人員削減と併せて、収益性の低い事業の整理も構造改革の柱に掲げていますが、現時点でその具体的な内容は明らかにされていません。同社は現在、車載電池、空調、サプライチェーン向けソフトウエアの3分野を成長領域と位置付けています。

 

かつての競合であるソニーグループや日立製作所は、経営不振をきっかけに事業ポートフォリオの再編を進め、それぞれエンターテインメントやデジタルトランスフォーメーション(DX)支援に軸足を移して成長を遂げました。一方、パナソニックHDは依然として家電中心の事業構成にとどまっており、抜本的な改革が急がれます。

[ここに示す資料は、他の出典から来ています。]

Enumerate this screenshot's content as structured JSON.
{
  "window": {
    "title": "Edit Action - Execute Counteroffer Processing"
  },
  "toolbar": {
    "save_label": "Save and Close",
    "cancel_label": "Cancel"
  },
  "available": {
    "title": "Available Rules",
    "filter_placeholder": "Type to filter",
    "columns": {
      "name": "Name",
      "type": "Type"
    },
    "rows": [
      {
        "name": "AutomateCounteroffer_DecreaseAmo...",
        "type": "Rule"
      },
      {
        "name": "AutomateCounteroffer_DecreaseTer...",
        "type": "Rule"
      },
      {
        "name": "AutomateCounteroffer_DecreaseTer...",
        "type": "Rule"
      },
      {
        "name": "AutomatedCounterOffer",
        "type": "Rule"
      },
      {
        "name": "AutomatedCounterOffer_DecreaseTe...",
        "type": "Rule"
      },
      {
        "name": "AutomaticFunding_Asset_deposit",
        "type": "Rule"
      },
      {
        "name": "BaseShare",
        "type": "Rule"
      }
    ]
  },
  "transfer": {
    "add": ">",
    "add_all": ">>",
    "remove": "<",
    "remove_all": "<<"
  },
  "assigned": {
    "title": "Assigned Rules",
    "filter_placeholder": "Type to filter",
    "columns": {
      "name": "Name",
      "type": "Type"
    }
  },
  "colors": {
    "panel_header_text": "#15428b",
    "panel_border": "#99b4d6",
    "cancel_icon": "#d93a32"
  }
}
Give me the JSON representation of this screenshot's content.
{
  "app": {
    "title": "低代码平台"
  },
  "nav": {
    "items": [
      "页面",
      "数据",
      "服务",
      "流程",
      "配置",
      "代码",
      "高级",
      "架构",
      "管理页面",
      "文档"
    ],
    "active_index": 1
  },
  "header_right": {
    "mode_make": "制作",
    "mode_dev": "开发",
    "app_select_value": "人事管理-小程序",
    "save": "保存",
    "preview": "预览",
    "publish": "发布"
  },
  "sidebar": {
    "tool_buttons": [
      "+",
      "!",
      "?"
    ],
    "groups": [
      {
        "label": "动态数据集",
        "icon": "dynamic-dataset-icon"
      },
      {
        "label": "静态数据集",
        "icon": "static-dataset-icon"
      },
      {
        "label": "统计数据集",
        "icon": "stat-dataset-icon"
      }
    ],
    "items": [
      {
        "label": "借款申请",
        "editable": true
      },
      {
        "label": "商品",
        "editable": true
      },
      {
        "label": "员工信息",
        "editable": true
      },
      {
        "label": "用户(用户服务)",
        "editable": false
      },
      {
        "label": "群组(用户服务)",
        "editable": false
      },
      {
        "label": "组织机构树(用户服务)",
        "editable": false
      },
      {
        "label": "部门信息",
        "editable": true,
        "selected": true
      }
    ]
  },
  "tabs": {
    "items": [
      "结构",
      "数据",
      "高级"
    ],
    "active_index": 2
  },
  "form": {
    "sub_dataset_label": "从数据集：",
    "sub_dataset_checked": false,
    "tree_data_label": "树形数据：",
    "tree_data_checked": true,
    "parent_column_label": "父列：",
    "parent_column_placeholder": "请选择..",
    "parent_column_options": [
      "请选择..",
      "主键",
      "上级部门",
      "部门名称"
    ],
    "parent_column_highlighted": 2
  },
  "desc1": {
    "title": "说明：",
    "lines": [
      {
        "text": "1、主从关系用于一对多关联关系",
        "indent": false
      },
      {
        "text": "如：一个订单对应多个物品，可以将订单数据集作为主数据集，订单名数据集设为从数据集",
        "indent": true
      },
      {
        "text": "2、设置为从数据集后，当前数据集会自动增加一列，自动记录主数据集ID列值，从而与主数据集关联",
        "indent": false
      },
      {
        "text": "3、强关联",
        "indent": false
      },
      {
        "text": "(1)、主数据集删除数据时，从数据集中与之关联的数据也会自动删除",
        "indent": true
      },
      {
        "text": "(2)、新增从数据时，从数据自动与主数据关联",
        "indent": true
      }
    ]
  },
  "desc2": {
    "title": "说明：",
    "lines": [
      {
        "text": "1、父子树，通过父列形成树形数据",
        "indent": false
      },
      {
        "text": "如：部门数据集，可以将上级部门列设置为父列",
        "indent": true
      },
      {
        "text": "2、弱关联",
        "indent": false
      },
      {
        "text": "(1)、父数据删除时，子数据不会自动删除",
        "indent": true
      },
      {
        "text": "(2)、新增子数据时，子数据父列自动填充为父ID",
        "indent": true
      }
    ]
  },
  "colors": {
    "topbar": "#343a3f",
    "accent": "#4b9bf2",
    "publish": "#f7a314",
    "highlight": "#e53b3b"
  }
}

https://twitter.com/keru_career/status/1920763194856833200

楠見社長は、「人員に余裕がある状態では創意工夫が生まれない。少し足りないくらいがちょうどよい」と述べ、限られた人員体制での生産性向上が重要であると強調しました。また、「固定費を抑えることはグループ全体に再び根付かせたい理念だ」と述べ、人件費削減の必要性を訴えました。

今後は、不振の事業を2025年度中に見極め、撤退や事業譲渡を含めた再編を進める方針です。人員削減にとどまらず、非中核事業の撤退や拠点の統廃合など、事業構造全体の見直しが進められる見通しです。

なお、労働市場では深刻な人手不足が続いており、その中での大規模な人員削減には懸念の声もあります。特に待遇面で人材確保が難しい現場では、「人手不足」と「人員余剰」が同時に語られる矛盾も浮き彫りになっています。

今回の決断は、単なるコストカットではなく、競争力を高めるための構造改革であり、日本企業に求められる経営の転換を象徴する動きとも言えます。終身雇用や年功序列に基づく従来の働き方が見直される中、就職活動においても「大企業=安定」という考え方の転換が求められているようです。